С белесого, в меловых размывах бугра скатывалась конница. Лохматые калмыцкие лошаденки и выбеленные солнцем всадники стремительно потекли в улицы хутора. Через полчаса у бригадного колодца, у длинных долбленых корыт, горячей грудой сбились спешенные конники с короткими карабинами за спиной, требовательно зафыркали приморенные кони, кругами пошли резкие запахи людского пота и конской мочи.

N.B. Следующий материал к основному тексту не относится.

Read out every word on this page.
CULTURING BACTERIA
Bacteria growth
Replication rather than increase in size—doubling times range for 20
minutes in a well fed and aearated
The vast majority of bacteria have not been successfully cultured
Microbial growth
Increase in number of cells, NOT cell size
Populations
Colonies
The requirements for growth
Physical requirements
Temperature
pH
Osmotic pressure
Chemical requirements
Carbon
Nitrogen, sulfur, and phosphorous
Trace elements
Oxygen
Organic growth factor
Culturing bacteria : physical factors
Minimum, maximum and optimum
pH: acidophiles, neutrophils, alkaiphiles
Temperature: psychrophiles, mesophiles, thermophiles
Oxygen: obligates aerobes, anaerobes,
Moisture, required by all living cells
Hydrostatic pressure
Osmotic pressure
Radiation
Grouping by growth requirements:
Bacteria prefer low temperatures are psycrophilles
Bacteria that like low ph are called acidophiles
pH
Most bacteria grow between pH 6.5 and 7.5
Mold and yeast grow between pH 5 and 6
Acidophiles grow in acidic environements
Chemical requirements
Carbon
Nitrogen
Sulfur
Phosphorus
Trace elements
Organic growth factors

По дворам захлопали калитки, хуторяне потянулись к бригаде. Пропотевшие, пыльные, всадники хмуро встречали вопросительно-ждущие взгляды, подергивали поводья, горстью черпали прямо из корыта, пили сами, плескали на лицо, голову, покряхтывали. Мохнатые лошаденки, должно быть, понимали скованность своих хозяев и, поводя потными боками, жадно пили из корыт, где на дне по углам колыхалась бурая бархатистая плесень, не ожидая поощрительного посвистывания.

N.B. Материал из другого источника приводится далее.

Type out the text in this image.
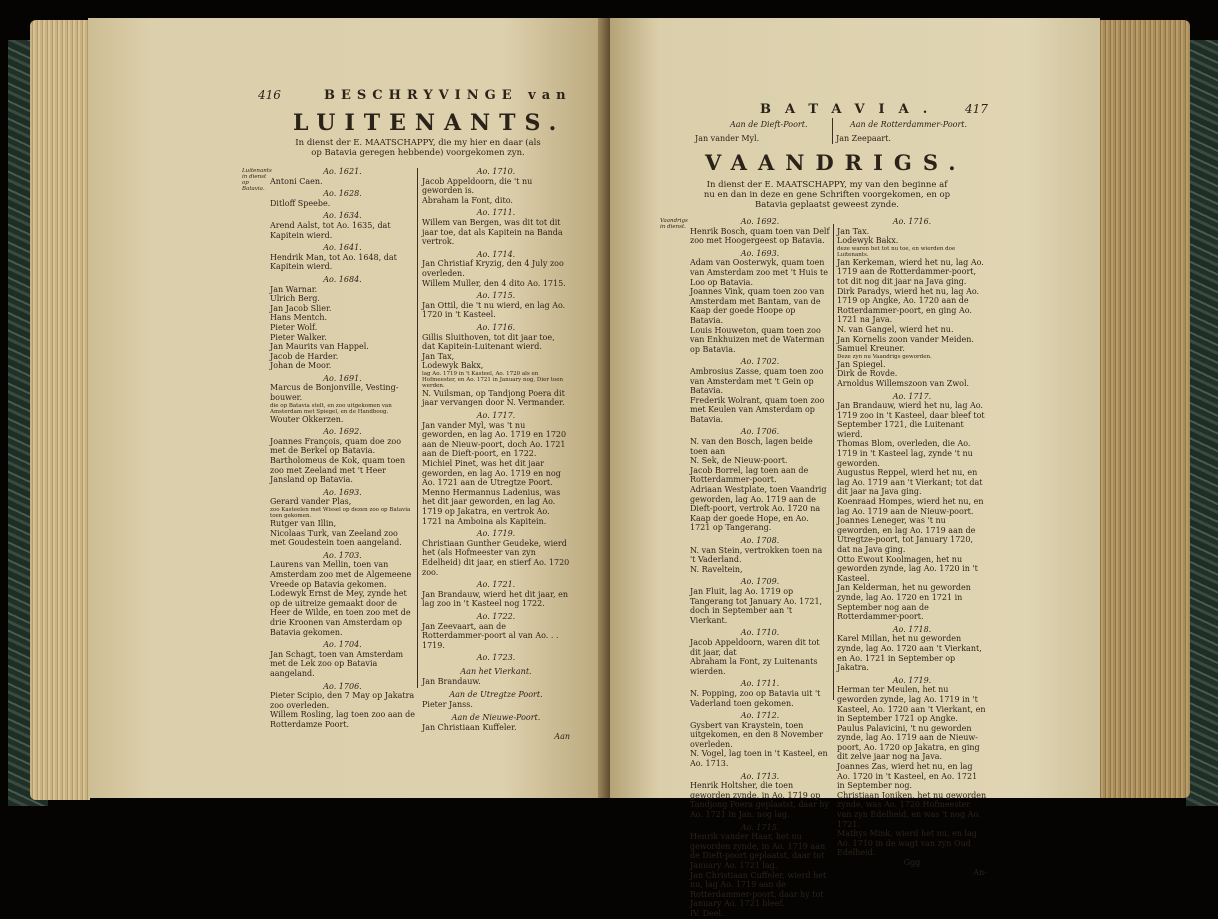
416	BESCHRYVINGE van
LUITENANTS.
In dienst der E. MAATSCHAPPY, die my hier en daar (als op Batavia geregen hebbende) voorgekomen zyn.
Luitenants in dienst op Batavia.

Ao. 1621.

Antoni Caen.

Ao. 1628.

Ditloff Speebe.

Ao. 1634.

Arend Aalst, tot Ao. 1635, dat Kapitein wierd.

Ao. 1641.

Hendrik Man, tot Ao. 1648, dat Kapitein wierd.

Ao. 1684.

Jan Warnar.

Ulrich Berg.

Jan Jacob Slier.

Hans Mentch.

Pieter Wolf.

Pieter Walker.

Jan Maurits van Happel.

Jacob de Harder.

Johan de Moor.

Ao. 1691.

Marcus de Bonjonville, Vesting-bouwer.

die op Batavia stelt, en zoo uitgekomen van Amsterdam met Spiegel, en de Handboog.

Wouter Okkerzen.

Ao. 1692.

Joannes François, quam doe zoo met de Berkel op Batavia.

Bartholomeus de Kok, quam toen zoo met Zeeland met 't Heer Jansland op Batavia.

Ao. 1693.

Gerard vander Plas,

zoo Kasteelen met Wissel op dezen zoo op Batavia toen gekomen.

Rutger van Illin,

Nicolaas Turk, van Zeeland zoo met Goudestein toen aangeland.

Ao. 1703.

Laurens van Mellin, toen van Amsterdam zoo met de Algemeene Vreede op Batavia gekomen.

Lodewyk Ernst de Mey, zynde het op de uitreize gemaakt door de Heer de Wilde, en toen zoo met de drie Kroonen van Amsterdam op Batavia gekomen.

Ao. 1704.

Jan Schagt, toen van Amsterdam met de Lek zoo op Batavia aangeland.

Ao. 1706.

Pieter Scipio, den 7 May op Jakatra zoo overleden.

Willem Rosling, lag toen zoo aan de Rotterdamze Poort.

Ao. 1710.

Jacob Appeldoorn, die 't nu geworden is.

Abraham la Font, dito.

Ao. 1711.

Willem van Bergen, was dit tot dit jaar toe, dat als Kapitein na Banda vertrok.

Ao. 1714.

Jan Christiaf Kryzig, den 4 July zoo overleden.

Willem Muller, den 4 dito Ao. 1715.

Ao. 1715.

Jan Ottil, die 't nu wierd, en lag Ao. 1720 in 't Kasteel.

Ao. 1716.

Gillis Sluithoven, tot dit jaar toe, dat Kapitein-Luitenant wierd.

Jan Tax,

Lodewyk Bakx,

lag Ao. 1719 in 't Kasteel, Ao. 1720 als en Hofmeester, en Ao. 1721 in January nog, Dier toen werden.

N. Vuilsman, op Tandjong Poera dit jaar vervangen door N. Vermander.

Ao. 1717.

Jan vander Myl, was 't nu geworden, en lag Ao. 1719 en 1720 aan de Nieuw-poort, doch Ao. 1721 aan de Dieft-poort, en 1722.

Michiel Pinet, was het dit jaar geworden, en lag Ao. 1719 en nog Ao. 1721 aan de Utregtze Poort.

Menno Hermannus Ladenius, was het dit jaar geworden, en lag Ao. 1719 op Jakatra, en vertrok Ao. 1721 na Amboina als Kapitein.

Ao. 1719.

Christiaan Gunther Geudeke, wierd het (als Hofmeester van zyn Edelheid) dit jaar, en stierf Ao. 1720 zoo.

Ao. 1721.

Jan Brandauw, wierd het dit jaar, en lag zoo in 't Kasteel nog 1722.

Ao. 1722.

Jan Zeevaart, aan de Rotterdammer-poort al van Ao. . . 1719.

Ao. 1723.

Aan het Vierkant.

Jan Brandauw.

Aan de Utregtze Poort.

Pieter Janss.

Aan de Nieuwe-Poort.

Jan Christiaan Kuffeler.

Aan

BATAVIA. 417
Aan de Dieft-Poort.	Aan de Rotterdammer-Poort.
Jan vander Myl.	Jan Zeepaart.
VAANDRIGS.
In dienst der E. MAATSCHAPPY, my van den beginne af nu en dan in deze en gene Schriften voorgekomen, en op Batavia geplaatst geweest zynde.
Vaandrigs in dienst.

Ao. 1692.

Henrik Bosch, quam toen van Delf zoo met Hoogergeest op Batavia.

Ao. 1693.

Adam van Oosterwyk, quam toen van Amsterdam zoo met 't Huis te Loo op Batavia.

Joannes Vink, quam toen zoo van Amsterdam met Bantam, van de Kaap der goede Hoope op Batavia.

Louis Houweton, quam toen zoo van Enkhuizen met de Waterman op Batavia.

Ao. 1702.

Ambrosius Zasse, quam toen zoo van Amsterdam met 't Gein op Batavia.

Frederik Wolrant, quam toen zoo met Keulen van Amsterdam op Batavia.

Ao. 1706.

N. van den Bosch, lagen beide toen aan

N. Sek, de Nieuw-poort.

Jacob Borrel, lag toen aan de Rotterdammer-poort.

Adriaan Westplate, toen Vaandrig geworden, lag Ao. 1719 aan de Dieft-poort, vertrok Ao. 1720 na Kaap der goede Hope, en Ao. 1721 op Tangerang.

Ao. 1708.

N. van Stein, vertrokken toen na 't Vaderland.

N. Raveltein,

Ao. 1709.

Jan Fluit, lag Ao. 1719 op Tangerang tot January Ao. 1721, doch in September aan 't Vierkant.

Ao. 1710.

Jacob Appeldoorn, waren dit tot dit jaar, dat

Abraham la Font, zy Luitenants wierden.

Ao. 1711.

N. Popping, zoo op Batavia uit 't Vaderland toen gekomen.

Ao. 1712.

Gysbert van Kraystein, toen uitgekomen, en den 8 November overleden.

N. Vogel, lag toen in 't Kasteel, en Ao. 1713.

Ao. 1713.

Henrik Holtsher, die toen geworden zynde, in Ao. 1719 op Tandjong Poera geplaatst, daar hy Ao. 1721 in Jan. nog lag.

Ao. 1715.

Henrik vander Haar, het nu geworden zynde, in Ao. 1719 aan de Dieft-poort geplaatst, daar tot January Ao. 1721 lag.

Jan Christiaan Cuffeler, wierd het nu, lag Ao. 1719 aan de Rotterdammer-poort, daar hy tot January Ao. 1721 bleef.

IV. Deel.

Ao. 1716.

Jan Tax.

Lodewyk Bakx.

deze waren het tot nu toe, en wierden doe Luitenants.

Jan Kerkeman, wierd het nu, lag Ao. 1719 aan de Rotterdammer-poort, tot dit nog dit jaar na Java ging.

Dirk Paradys, wierd het nu, lag Ao. 1719 op Angke, Ao. 1720 aan de Rotterdammer-poort, en ging Ao. 1721 na Java.

N. van Gangel, wierd het nu.

Jan Kornelis zoon vander Meiden.

Samuel Kreuner.

Deze zyn nu Vaandrigs geworden.

Jan Spiegel.

Dirk de Rovde.

Arnoldus Willemszoon van Zwol.

Ao. 1717.

Jan Brandauw, wierd het nu, lag Ao. 1719 zoo in 't Kasteel, daar bleef tot September 1721, die Luitenant wierd.

Thomas Blom, overleden, die Ao. 1719 in 't Kasteel lag, zynde 't nu geworden.

Augustus Reppel, wierd het nu, en lag Ao. 1719 aan 't Vierkant; tot dat dit jaar na Java ging.

Koenraad Hompes, wierd het nu, en lag Ao. 1719 aan de Nieuw-poort.

Joannes Leneger, was 't nu geworden, en lag Ao. 1719 aan de Utregtze-poort, tot January 1720, dat na Java ging.

Otto Ewout Koolmagen, het nu geworden zynde, lag Ao. 1720 in 't Kasteel.

Jan Kelderman, het nu geworden zynde, lag Ao. 1720 en 1721 in September nog aan de Rotterdammer-poort.

Ao. 1718.

Karel Millan, het nu geworden zynde, lag Ao. 1720 aan 't Vierkant, en Ao. 1721 in September op Jakatra.

Ao. 1719.

Herman ter Meulen, het nu geworden zynde, lag Ao. 1719 in 't Kasteel, Ao. 1720 aan 't Vierkant, en in September 1721 op Angke.

Paulus Palavicini, 't nu geworden zynde, lag Ao. 1719 aan de Nieuw-poort, Ao. 1720 op Jakatra, en ging dit zelve jaar nog na Java.

Joannes Zas, wierd het nu, en lag Ao. 1720 in 't Kasteel, en Ao. 1721 in September nog.

Christiaan Joniken, het nu geworden zynde, was Ao. 1720 Hofmeester van zyn Edelheid, en was 't nog Ao. 1721.

Mathys Mink, wierd het nu, en lag Ao. 1710 in de wagt van zyn Oud Edelheid.

Ggg

An-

— Отходите? — тихо сронила пожилая хуторянка и зачерствевшей ладонью поправила сползавший с головы платок.
— Ты бы, тетка, молока холодненького из погреба принесла. — Просторный в плечах кривоногий боец отер плечом красное лицо, снял пилотку, сбил о колено пыль с нее. — В горле кочета побудку делают. Слышишь? — прокашлялся сипло, плюнул через плечо. — Ну, чего глядите, бабоньки?
— А чего же нам?
— Донские есть, сынки?
— С Хопра, с Чиру.
— Донские в третьем эскадроне, батя!
— Нету, бачка, нету твоя земляк.
— Не мешайся, ходя. Подпругу отпусти: коню живот тянет.
— Немец-то где?
— Немец близко, отец. Недолго ждать… — Седой от пыли старшина поперхнулся, на потной шее дернулся кадык.
Женщины, закрываясь щитками ладоней, так и табунились, сдержанно гудели, ловили каждое слово. За молоком ни одна не тронулась.
Старшина нагнулся, окунул голову в корыто, не вытираясь, стал затягивать подпругу попившему коню.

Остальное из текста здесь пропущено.